Ce n’était ni un immense penseur, ni un philosophe, ni un mandarin de la science ou de la médecine. Il se définissait lui-même doublement comme un scientifique et un humain pourvu d’affect. La tête et le cœur, l’intellect et l’émotion, c’est ce qui fait tout le prix du message qu’il a transmis dans ses trois livres.
Scientifique, il l’était avant tout, passant chacune de ses opinions, chacune de ses affirmations au tamis serré des études les plus sérieuses, les plus indiscutables, qu’il allait chercher à la source, dans les revues scientifiques les plus exigeantes.
Le cœur, l’importance cruciale des liens émotionnels, a été pour David une découverte assez tardive. Il avait été élevé plutôt "pour faire de grandes choses" et "réaliser un destin hors du commun". Son père, Jean-Jacques, fondateur de l’Express, élu et éphémère ministre sous Giscard, le destinait à une carrière publique.
Dans "Anticancer", David raconte le poids que ces espoirs démesurés ont fait peser sur ses épaules durant toute son enfance et sa jeunesse. Et le soulagement qui l’a saisi quand, à l’âge de 31 ans, il a découvert – par un hasard inouï – la tumeur qui rongeait son cerveau. La menace gravissime qui faisait irruption dans sa vie le sauvait paradoxalement du carcan de la "mission" imposée. Elle le replaçait sur son propre terrain, face à sa propre logique, le sommait de faire ses propres choix, de tracer sa propre trajectoire. menacée.

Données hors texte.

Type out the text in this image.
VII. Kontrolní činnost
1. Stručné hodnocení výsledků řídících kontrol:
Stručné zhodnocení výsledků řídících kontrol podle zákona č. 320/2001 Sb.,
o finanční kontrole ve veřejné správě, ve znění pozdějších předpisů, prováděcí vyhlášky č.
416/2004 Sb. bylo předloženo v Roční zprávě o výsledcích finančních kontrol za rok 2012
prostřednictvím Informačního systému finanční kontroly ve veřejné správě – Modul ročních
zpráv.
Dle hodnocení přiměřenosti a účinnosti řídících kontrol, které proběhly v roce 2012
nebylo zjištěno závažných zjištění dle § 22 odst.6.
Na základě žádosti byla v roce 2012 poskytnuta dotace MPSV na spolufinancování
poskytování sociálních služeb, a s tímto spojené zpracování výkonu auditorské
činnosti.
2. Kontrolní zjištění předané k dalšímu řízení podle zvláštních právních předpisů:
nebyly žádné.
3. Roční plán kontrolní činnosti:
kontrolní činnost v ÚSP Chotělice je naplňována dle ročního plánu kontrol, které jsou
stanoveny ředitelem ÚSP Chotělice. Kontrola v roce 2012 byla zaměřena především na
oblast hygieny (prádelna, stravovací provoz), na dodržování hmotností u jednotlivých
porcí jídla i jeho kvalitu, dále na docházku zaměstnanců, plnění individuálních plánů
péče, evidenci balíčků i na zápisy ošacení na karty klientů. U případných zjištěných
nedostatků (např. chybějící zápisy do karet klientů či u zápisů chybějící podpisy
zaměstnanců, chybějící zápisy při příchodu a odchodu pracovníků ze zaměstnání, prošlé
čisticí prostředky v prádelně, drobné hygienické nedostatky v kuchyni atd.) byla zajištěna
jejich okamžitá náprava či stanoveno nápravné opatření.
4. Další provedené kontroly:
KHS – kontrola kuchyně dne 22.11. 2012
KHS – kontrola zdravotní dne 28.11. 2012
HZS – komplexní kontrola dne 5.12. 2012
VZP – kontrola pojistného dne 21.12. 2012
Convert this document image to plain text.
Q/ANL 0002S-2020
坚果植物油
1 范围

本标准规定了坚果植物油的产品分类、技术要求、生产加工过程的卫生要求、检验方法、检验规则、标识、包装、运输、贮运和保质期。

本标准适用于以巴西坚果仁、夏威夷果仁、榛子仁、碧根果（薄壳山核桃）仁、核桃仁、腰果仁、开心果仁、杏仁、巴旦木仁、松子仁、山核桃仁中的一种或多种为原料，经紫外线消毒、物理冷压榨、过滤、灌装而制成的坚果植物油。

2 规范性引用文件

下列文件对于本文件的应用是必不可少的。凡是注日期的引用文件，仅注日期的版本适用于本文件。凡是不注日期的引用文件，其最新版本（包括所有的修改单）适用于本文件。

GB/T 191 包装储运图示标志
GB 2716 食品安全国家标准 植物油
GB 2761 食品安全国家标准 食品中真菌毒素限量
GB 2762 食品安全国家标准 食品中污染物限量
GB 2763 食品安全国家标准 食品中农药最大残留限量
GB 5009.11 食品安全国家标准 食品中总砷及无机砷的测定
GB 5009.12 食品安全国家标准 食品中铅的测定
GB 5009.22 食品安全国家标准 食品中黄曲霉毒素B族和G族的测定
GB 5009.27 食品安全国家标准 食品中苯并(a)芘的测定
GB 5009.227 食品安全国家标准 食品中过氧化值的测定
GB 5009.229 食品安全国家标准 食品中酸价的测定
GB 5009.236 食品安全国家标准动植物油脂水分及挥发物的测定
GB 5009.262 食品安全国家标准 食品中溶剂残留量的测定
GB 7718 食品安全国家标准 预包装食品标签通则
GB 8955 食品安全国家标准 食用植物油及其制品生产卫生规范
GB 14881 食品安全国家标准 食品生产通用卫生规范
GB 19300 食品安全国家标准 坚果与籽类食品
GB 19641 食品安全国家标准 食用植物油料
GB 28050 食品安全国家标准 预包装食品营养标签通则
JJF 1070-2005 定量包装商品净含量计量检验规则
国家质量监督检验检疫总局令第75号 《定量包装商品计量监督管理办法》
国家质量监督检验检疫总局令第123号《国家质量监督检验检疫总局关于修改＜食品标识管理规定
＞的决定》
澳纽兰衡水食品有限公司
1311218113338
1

C’est une des raisons pour lesquelles, bien que combattant le cancer avec la plus extrême détermination, David n’a jamais manifesté de la haine ni de la colère contre le sort qui le faisait basculer définitivement dans le camp des malades.
Il avait choisi un secteur en flèche de la recherche fondamentale : les neurosciences. Et au sein de ce secteur, un sujet encore plus pointu : la modélisation informatique des réseaux neuronaux.
C’est grâce au cancer qu’il est réellement devenu un médecin, après avoir été un scientifique pur. Il a été capable d’un échange réel avec ses patients, d’une connivence profonde fondée sur la communauté dans l’épreuve. Il est alors devenu un thérapeute exceptionnel, un de ces médecins qui ont le don d’enclencher un processus de guérison par leur seule présence et la simple attention qu’ils portent à leur patient.
Cette découverte du lien profond avec le "tout un chacun" des malades qu’il devait soigner dans son hôpital général à Pittsburgh a constitué pour lui un magnifique saut dans le domaine peu exploré de l’émotionnel. "Guérir" et "Anticancer" sont issus, plusieurs années plus tard, de cette découverte. Dans le même temps, il s’est passionné pour les médecines dites "complémentaires" qui commençaient à peine à être explorées aux Etats-Unis. "Complémentaires" s’entend vis à vis de la médecine "dominante", que ces méthodes n’entendent pas remplacer, mais compléter, en redonnant une place à des approches négligées ou oubliées : le continent fascinant des gymnastiques dites "douces" – yoga, taïchi, qigong, etc. –, la méditation héritée de pratiques orientales, les massages, des exercices plus "modernes", comme la cohérence cardiaque, voire des rituels de guérison inspirés des pratiques shamanistiques ou amérindiennes.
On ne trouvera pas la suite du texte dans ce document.